I got a lot of bad advice. One was to trust what the solver tells you, not yourself. I've seen Doug Polk talk about this exact issue: go to the range of hands, use the math, and trust the numbers.
That was horrible advice for me. When I started to lean in hard to trust my reads and my instincts, my game started to grow. I learned when to deviate from the solver and similar GTO programs and trust myself more, and better results began to happen.
What's the dumbest thing you've ever seen or done at the poker table?
Well, I just recently had this happen. I rarely do this, but it happened during the recent $5K WPT Voyage event where I finished seventh. I folded my hand off a chop, which I can't remember the last time I did that.
We both had two pair, kings and sixes, with a queen. He showed King-Jack, and I had King-8. When he showed the King-Jack, I believed he had won and out-kicked me. After showing it, I didn't actually table it all the way. I was so embarrassed. I’ve never felt sillier.
I could have tilted off and lost my stack so fast, but I just told myself, you'll get all the chips in the end. Take the time to reset yourself.
A few hands later, I made a crazy four-bet bluff in a particular spot and showed it. Then I got max value from that same player I had bluffed a few hands later. I did the same overbet that I used on the big bluff and got paid.
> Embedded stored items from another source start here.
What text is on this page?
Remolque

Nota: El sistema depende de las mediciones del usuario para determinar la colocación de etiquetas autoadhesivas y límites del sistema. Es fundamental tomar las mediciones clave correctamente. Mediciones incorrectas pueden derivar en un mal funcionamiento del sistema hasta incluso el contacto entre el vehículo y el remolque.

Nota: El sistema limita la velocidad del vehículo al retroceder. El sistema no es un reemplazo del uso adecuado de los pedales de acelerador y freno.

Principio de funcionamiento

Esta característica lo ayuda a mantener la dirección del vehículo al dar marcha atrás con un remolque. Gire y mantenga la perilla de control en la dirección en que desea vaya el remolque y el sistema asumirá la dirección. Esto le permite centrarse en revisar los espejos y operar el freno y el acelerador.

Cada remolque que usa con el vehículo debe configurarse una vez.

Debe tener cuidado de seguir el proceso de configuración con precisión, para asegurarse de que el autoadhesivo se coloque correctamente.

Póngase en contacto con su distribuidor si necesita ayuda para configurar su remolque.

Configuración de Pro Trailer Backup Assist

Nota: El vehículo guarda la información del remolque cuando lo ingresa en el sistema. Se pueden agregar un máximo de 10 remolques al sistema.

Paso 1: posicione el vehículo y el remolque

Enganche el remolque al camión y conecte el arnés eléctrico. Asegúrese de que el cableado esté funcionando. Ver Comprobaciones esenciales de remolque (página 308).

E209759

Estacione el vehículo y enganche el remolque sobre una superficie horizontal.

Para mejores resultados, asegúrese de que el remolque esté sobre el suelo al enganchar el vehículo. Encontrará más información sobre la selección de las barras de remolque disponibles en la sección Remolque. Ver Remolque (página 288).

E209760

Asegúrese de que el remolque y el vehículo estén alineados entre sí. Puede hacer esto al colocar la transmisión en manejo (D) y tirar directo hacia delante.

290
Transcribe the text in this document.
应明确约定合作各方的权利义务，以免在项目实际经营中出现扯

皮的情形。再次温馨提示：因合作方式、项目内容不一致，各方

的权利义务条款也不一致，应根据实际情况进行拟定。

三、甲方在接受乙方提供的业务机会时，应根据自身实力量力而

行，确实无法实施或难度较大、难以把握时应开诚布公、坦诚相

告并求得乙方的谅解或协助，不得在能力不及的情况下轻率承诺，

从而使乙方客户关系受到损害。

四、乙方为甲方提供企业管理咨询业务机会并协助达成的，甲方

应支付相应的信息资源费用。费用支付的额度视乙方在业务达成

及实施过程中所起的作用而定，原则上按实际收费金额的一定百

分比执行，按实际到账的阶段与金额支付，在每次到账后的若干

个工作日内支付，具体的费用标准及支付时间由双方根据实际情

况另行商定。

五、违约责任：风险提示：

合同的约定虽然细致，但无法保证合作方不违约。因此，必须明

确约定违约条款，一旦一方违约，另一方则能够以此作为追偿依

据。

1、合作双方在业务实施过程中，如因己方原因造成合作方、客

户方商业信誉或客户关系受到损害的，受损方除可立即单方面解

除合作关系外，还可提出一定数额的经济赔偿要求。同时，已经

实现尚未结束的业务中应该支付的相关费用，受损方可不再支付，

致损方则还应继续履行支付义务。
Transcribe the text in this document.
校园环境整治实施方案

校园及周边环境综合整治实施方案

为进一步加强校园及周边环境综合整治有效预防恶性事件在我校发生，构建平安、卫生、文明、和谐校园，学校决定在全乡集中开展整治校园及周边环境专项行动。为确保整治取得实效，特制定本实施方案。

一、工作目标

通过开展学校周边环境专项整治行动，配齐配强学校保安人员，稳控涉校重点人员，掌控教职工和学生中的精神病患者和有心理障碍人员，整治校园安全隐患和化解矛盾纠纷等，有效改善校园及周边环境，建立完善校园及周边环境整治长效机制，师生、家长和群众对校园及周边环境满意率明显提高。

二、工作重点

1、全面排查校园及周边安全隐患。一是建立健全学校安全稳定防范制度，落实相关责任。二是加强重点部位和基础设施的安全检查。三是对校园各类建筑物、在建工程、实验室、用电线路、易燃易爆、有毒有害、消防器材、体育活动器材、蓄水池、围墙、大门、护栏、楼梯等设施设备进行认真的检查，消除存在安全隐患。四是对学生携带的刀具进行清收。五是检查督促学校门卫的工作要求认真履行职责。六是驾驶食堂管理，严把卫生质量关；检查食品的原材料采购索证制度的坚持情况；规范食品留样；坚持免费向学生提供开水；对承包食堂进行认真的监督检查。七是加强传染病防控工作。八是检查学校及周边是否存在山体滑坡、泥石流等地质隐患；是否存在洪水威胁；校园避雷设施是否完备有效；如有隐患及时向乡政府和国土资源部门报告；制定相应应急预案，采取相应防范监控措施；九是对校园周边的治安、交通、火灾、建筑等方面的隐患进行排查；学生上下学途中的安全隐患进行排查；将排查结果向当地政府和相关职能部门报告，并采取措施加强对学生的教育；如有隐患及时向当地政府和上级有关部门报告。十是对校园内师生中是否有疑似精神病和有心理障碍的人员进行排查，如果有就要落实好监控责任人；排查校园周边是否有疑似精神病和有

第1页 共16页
Another dumb thing I have seen is some guy eat Cheetos at the table and then sucking it off their fingers. That was pretty dumb!
What's your most memorable hand?
I played on a $20,000 pot on a Twitch stream. I had . My opponent flopped a set of nines. I believe I was in position, and he checked the flop. I checked back.
I turned massive. I was open-ended and had the nut flush draw. He led out huge. I'm never supposed to raise against that sizing. But in my head, I think if we get it all in, I can run it twice and have so much equity. I'm surely going to win at least one of these boards. I raised it, and he just called.
I hit my straight on the river, but I didn’t have the nuts. He led out the full pot. So now I have a huge decision: to call or jam. The announcers thought I should just call when I eventually listened back to the play-by-play of the hand. But I ran it all back in my head and shoved. He called. It was the biggest pot of my life.
It was just a huge moment for me. I mean, there's nothing super special about it, but it was really a scary moment. It just stands out to me because it was so big. It was so special at the time. I’ll never forget that hand, mainly how I played that river.
What is your best piece of advice for players?
Diversify your income.
Most people think being a professional player is cool. They don’t understand that so many high-level players in the big buy-ins are in huge amounts of makeup. They’re rich-broke.
I think it's essential to be investing in other things besides poker. Sure, keep playing and keep crushing, but use your poker winnings to diversify. Make sure that you're taking care of yourself long-term, and that poker is not your only source of income.
If you owned a poker room, who's the first player you'd want to sign as an ambassador and why?
Andrew Lichtenberger. I love that guy. It's because of how he comes off as a person.
Yes, he's a phenomenal poker player, but then he is just so kind. I played in a group with him online during the pandemic on Discord. Andrew is the zen daddy, he’s wonderful.